Il Milan va in castigo, lo farà sicuramente per decisione dell’Uefa che, con ogni probabilità, gli negherà qualunque operazione di mercato in entrata ma finisce dietro la lavagna per le scelte di Gattuso che continua a lasciare in panchina Cutrone, l’unico reattivo tra gli attaccanti e non sa come gestire Paquetà una sorta di veleno interno iniettato da Leonardo che potrebbe far pagare questo contrasto.
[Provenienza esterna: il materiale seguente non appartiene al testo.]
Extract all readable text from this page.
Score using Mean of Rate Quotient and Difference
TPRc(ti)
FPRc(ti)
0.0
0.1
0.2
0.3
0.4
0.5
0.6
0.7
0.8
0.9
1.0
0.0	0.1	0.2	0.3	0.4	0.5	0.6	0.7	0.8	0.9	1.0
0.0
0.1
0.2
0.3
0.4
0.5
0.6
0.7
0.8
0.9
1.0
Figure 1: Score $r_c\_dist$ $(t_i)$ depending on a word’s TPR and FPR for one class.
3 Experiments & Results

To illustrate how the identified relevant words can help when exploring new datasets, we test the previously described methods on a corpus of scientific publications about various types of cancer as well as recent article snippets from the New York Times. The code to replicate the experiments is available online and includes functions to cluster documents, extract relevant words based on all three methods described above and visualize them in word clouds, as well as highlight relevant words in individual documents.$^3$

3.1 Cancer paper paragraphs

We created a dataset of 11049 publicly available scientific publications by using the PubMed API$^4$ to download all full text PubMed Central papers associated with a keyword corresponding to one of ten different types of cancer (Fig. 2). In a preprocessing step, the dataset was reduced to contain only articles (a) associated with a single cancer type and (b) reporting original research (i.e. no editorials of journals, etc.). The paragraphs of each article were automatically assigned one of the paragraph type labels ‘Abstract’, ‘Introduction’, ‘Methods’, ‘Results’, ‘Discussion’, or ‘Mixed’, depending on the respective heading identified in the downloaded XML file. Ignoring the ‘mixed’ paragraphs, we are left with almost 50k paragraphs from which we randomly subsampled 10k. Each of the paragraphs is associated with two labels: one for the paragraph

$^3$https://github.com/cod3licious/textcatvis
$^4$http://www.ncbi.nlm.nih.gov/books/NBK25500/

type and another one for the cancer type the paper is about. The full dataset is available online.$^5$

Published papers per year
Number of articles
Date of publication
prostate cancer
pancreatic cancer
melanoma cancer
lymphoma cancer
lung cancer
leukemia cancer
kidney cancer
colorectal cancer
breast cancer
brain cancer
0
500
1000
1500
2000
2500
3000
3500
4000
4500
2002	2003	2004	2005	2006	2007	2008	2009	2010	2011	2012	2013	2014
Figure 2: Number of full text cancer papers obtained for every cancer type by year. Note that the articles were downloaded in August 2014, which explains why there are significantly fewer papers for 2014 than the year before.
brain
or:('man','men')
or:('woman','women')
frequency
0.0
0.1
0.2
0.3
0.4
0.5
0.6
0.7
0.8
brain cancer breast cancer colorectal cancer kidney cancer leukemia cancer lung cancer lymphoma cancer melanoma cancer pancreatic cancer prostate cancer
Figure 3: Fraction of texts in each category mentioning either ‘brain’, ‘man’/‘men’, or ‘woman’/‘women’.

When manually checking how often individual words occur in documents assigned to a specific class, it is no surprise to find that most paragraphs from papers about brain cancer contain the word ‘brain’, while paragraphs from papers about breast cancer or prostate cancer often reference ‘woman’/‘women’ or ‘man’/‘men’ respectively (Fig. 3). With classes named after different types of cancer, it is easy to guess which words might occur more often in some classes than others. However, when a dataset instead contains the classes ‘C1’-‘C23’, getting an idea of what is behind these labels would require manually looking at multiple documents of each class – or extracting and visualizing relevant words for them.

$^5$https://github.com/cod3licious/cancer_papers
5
La Lazio ha meritato oltre il risultato ristretto, avrebbe potuto punire più severamente i rossoneri e debbo pensare che l’uscita forzata di Milinkovic Savic abbia dato alla squadra di Inzaghi maggiore dinamismo e velocità nella fase di impostazione. Se Immobile non si fosse esaurito nelle corse, di sicuro il Milan sarebbe stato travolto e umiliato ma la sconfitta significa comunque una lezione severissima, quasi una condanna per l’allenatore. Ora tocca a Maldini e Leonardo prendere la decisione anche se la partita prossima di campionato contro il Torino potrebbe rappresentare l’ultimo tram per Gattuso, una eventuale nuova sconfitta significherebbe il suo licenziamento a meno che lo stesso allenatore non pensi di rassegnare le dimissioni.